Explainer

Why Did That Amtrak Train Jump the Tracks?

Undone by a heat kink?

The National Transportation Safety Board suspects that yesterday’s Amtrak derailment near Washington was caused by a “heat kink” in the track. What’s a heat kink?

Think back to an axiom taught in countless fourth-grade science classes: Metal expands when heated. As temperature increases, metal atoms gain energy and begin to move more briskly. These active atoms require more space and push adjacent atoms farther away. The end result is a chunk of metal that bloats and bends. This is why Mom submerged jars with hard-to-unscrew lids in boiling water—the atoms get energized, the lid expands, and the Miracle Whip suddenly becomes accessible.

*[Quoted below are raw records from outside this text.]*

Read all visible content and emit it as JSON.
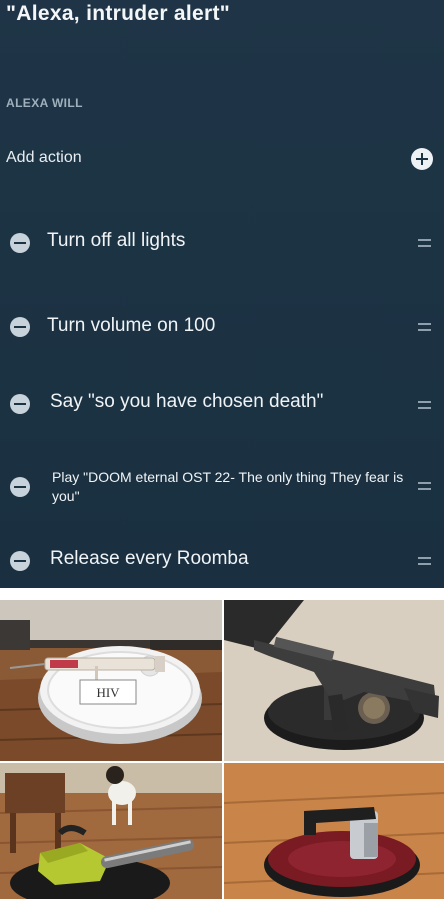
{
  "alexa": {
    "title": "\"Alexa, intruder alert\"",
    "section_header": "ALEXA WILL",
    "add_action_label": "Add action",
    "actions": [
      {
        "label": "Turn off all lights"
      },
      {
        "label": "Turn volume on 100"
      },
      {
        "label": "Say \"so you have chosen death\""
      },
      {
        "label": "Play \"DOOM eternal OST 22- The only thing They fear is you\""
      },
      {
        "label": "Release every Roomba"
      }
    ]
  },
  "photos": {
    "syringe_label": "HIV"
  },
  "colors": {
    "panel_bg": "#1c3344",
    "text": "#f1f4f6",
    "muted": "#9fb0bd"
  }
}
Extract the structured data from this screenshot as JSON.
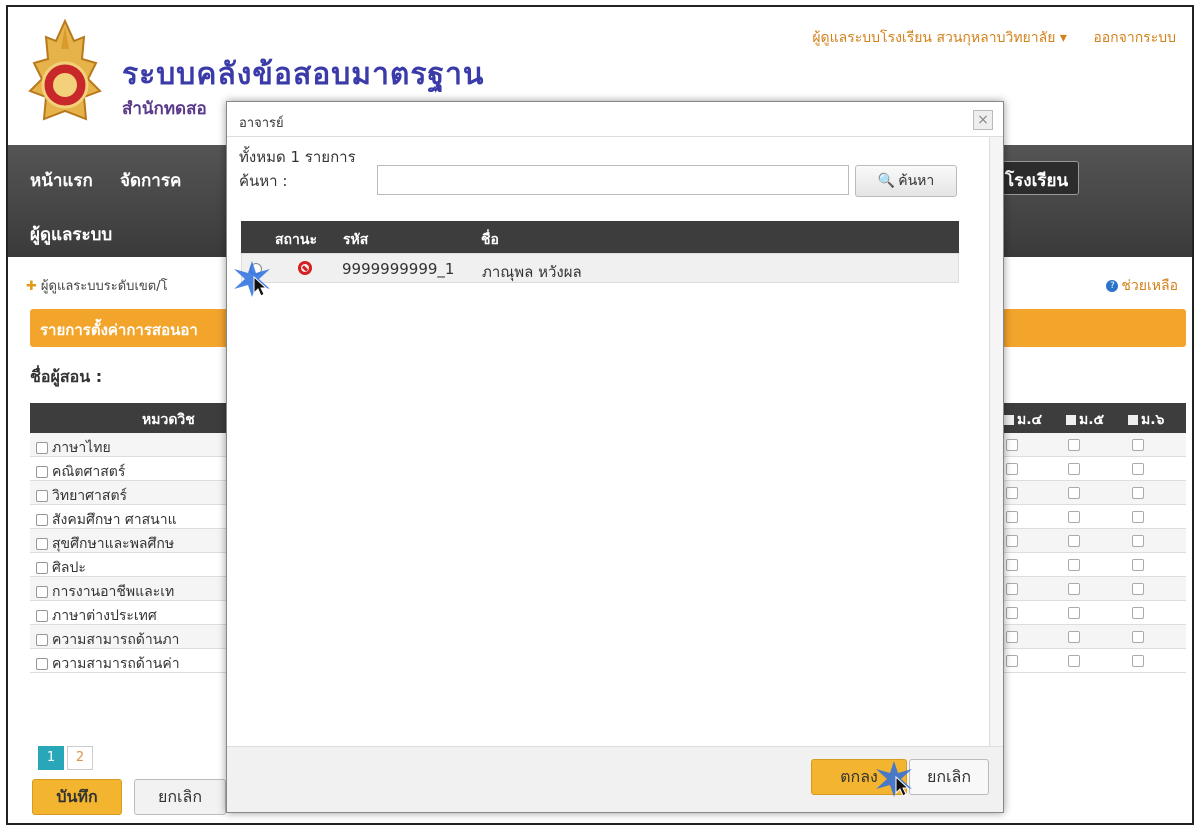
{
  "header": {
    "title": "ระบบคลังข้อสอบมาตรฐาน",
    "subtitle": "สำนักทดสอ",
    "user_menu": "ผู้ดูแลระบบโรงเรียน สวนกุหลาบวิทยาลัย ▾",
    "logout": "ออกจากระบบ"
  },
  "nav": {
    "items": [
      "หน้าแรก",
      "จัดการค",
      "ผู้ดูแลระบบ"
    ],
    "school_button": "โรงเรียน"
  },
  "breadcrumb": "ผู้ดูแลระบบระดับเขต/โ",
  "help": "ช่วยเหลือ",
  "section_title": "รายการตั้งค่าการสอนอา",
  "teacher_label": "ชื่อผู้สอน :",
  "grid": {
    "subject_header": "หมวดวิช",
    "level_headers": [
      "ม.๔",
      "ม.๕",
      "ม.๖"
    ],
    "rows": [
      "ภาษาไทย",
      "คณิตศาสตร์",
      "วิทยาศาสตร์",
      "สังคมศึกษา ศาสนาแ",
      "สุขศึกษาและพลศึกษ",
      "ศิลปะ",
      "การงานอาชีพและเท",
      "ภาษาต่างประเทศ",
      "ความสามารถด้านภา",
      "ความสามารถด้านค่า"
    ]
  },
  "pager": {
    "pages": [
      "1",
      "2"
    ],
    "active": "1"
  },
  "buttons": {
    "save": "บันทึก",
    "cancel": "ยกเลิก"
  },
  "modal": {
    "title": "อาจารย์",
    "close": "×",
    "total": "ทั้งหมด 1 รายการ",
    "search_label": "ค้นหา :",
    "search_value": "",
    "search_button": "ค้นหา",
    "columns": {
      "status": "สถานะ",
      "code": "รหัส",
      "name": "ชื่อ"
    },
    "rows": [
      {
        "code": "9999999999_1",
        "name": "ภาณุพล หวังผล"
      }
    ],
    "ok": "ตกลง",
    "cancel": "ยกเลิก"
  }
}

Railroad tracks are no different. When air temperatures approach 100 degrees, small patches of track can bow out several inches, sometimes even a foot or more. Sunlight provides the necessary heat, and metal fatigue and design imperfections make the tracks more malleable.Heat kinks primarily affect “welded” tracks, like the one near Washington, which use continuous bars of metal as a means of reducing noise and improving passenger comfort. Older “jointed” tracks feature small gaps that can accommodate moderate expansion—much like metal bridges, which are typically studded with mesh-covered cracks to prevent hot-weather buckling.

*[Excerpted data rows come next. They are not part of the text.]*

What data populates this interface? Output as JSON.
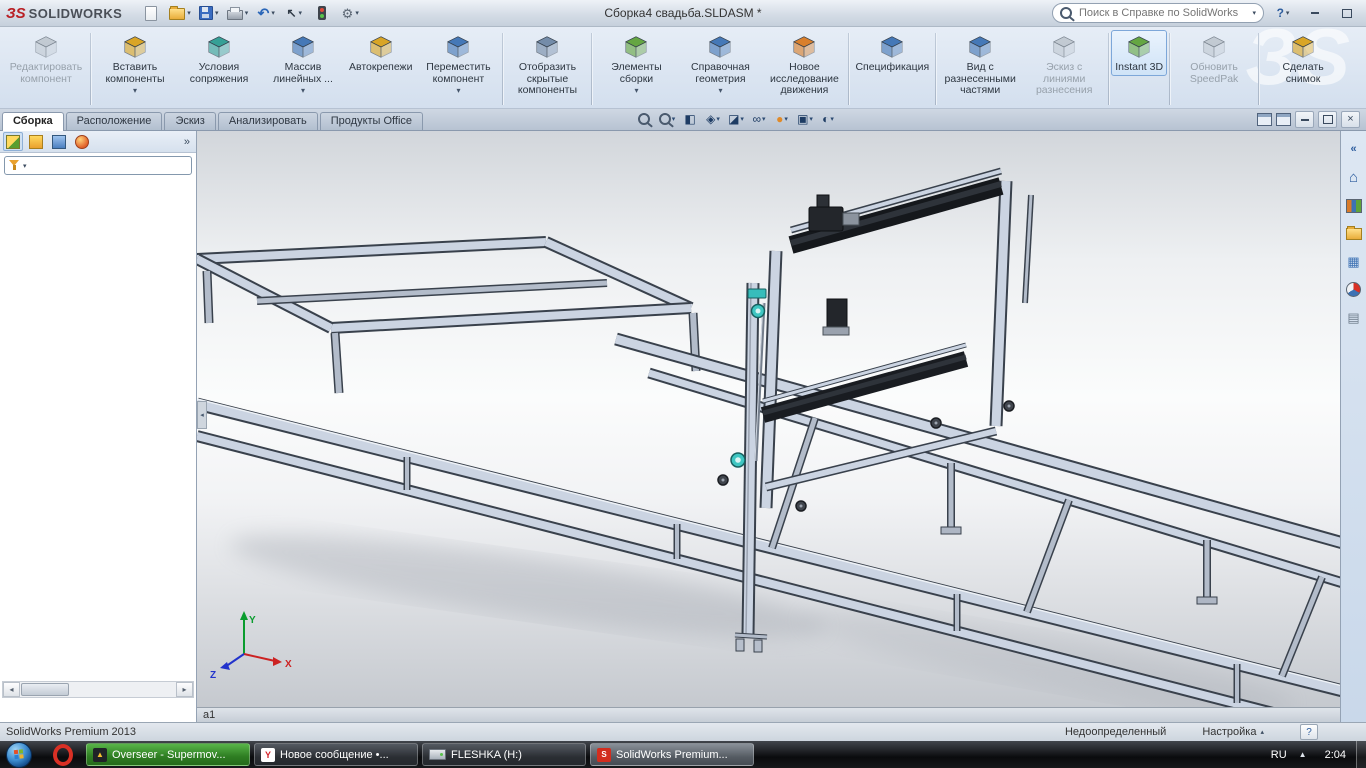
{
  "titlebar": {
    "logo": "ЗS",
    "brand": "SOLIDWORKS",
    "document_title": "Сборка4 свадьба.SLDASM *",
    "search_placeholder": "Поиск в Справке по SolidWorks",
    "help_label": "?"
  },
  "ribbon": {
    "watermark": "ЗS",
    "buttons": [
      {
        "label": "Редактировать компонент"
      },
      {
        "label": "Вставить компоненты"
      },
      {
        "label": "Условия сопряжения"
      },
      {
        "label": "Массив линейных ..."
      },
      {
        "label": "Автокрепежи"
      },
      {
        "label": "Переместить компонент"
      },
      {
        "label": "Отобразить скрытые компоненты"
      },
      {
        "label": "Элементы сборки"
      },
      {
        "label": "Справочная геометрия"
      },
      {
        "label": "Новое исследование движения"
      },
      {
        "label": "Спецификация"
      },
      {
        "label": "Вид с разнесенными частями"
      },
      {
        "label": "Эскиз с линиями разнесения"
      },
      {
        "label": "Instant 3D"
      },
      {
        "label": "Обновить SpeedPak"
      },
      {
        "label": "Сделать снимок"
      }
    ]
  },
  "tabs": {
    "items": [
      {
        "label": "Сборка"
      },
      {
        "label": "Расположение"
      },
      {
        "label": "Эскиз"
      },
      {
        "label": "Анализировать"
      },
      {
        "label": "Продукты Office"
      }
    ]
  },
  "viewport": {
    "doc_bar_label": "а1",
    "triad_x": "X",
    "triad_y": "Y",
    "triad_z": "Z"
  },
  "statusbar": {
    "product": "SolidWorks Premium 2013",
    "state": "Недоопределенный",
    "settings_label": "Настройка",
    "help_label": "?"
  },
  "taskbar": {
    "items": [
      {
        "label": "Overseer - Supermov..."
      },
      {
        "label": "Новое сообщение •..."
      },
      {
        "label": "FLESHKA (H:)"
      },
      {
        "label": "SolidWorks Premium..."
      }
    ],
    "language": "RU",
    "time": "2:04"
  }
}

A heat kink does not make derailment inevitable. Speed, weight, and track curvature combine to determine a train’s fate. Slower choo-choos are less apt to succumb to heat kinks; after a 1998 accident in Texas, Union Pacific Railroad mandated that trains not exceed 10 mph through areas with known or suspected kinks.

That rule wouldn’t have helped the ill-fated Amtrak train since neither inspectors nor other trains had noticed any warping prior to the crash. Kinks can develop in a matter of hours, so even twice-daily visual inspections are sometimes insufficient. (The last inspection before yesterday’s derailment took place the previous evening; a freighter passing over the same spot 45 minutes beforehand reported no irregularities.) One possible solution is fiber-optic cable, which could be affixed to rails and sound an alarm whenever flaws arise. Researchers at the University of Illinois, Urbana-Champaign, began developing such a system in the mid-1990s; apparently it hasn’t made its way to the East Coast yet.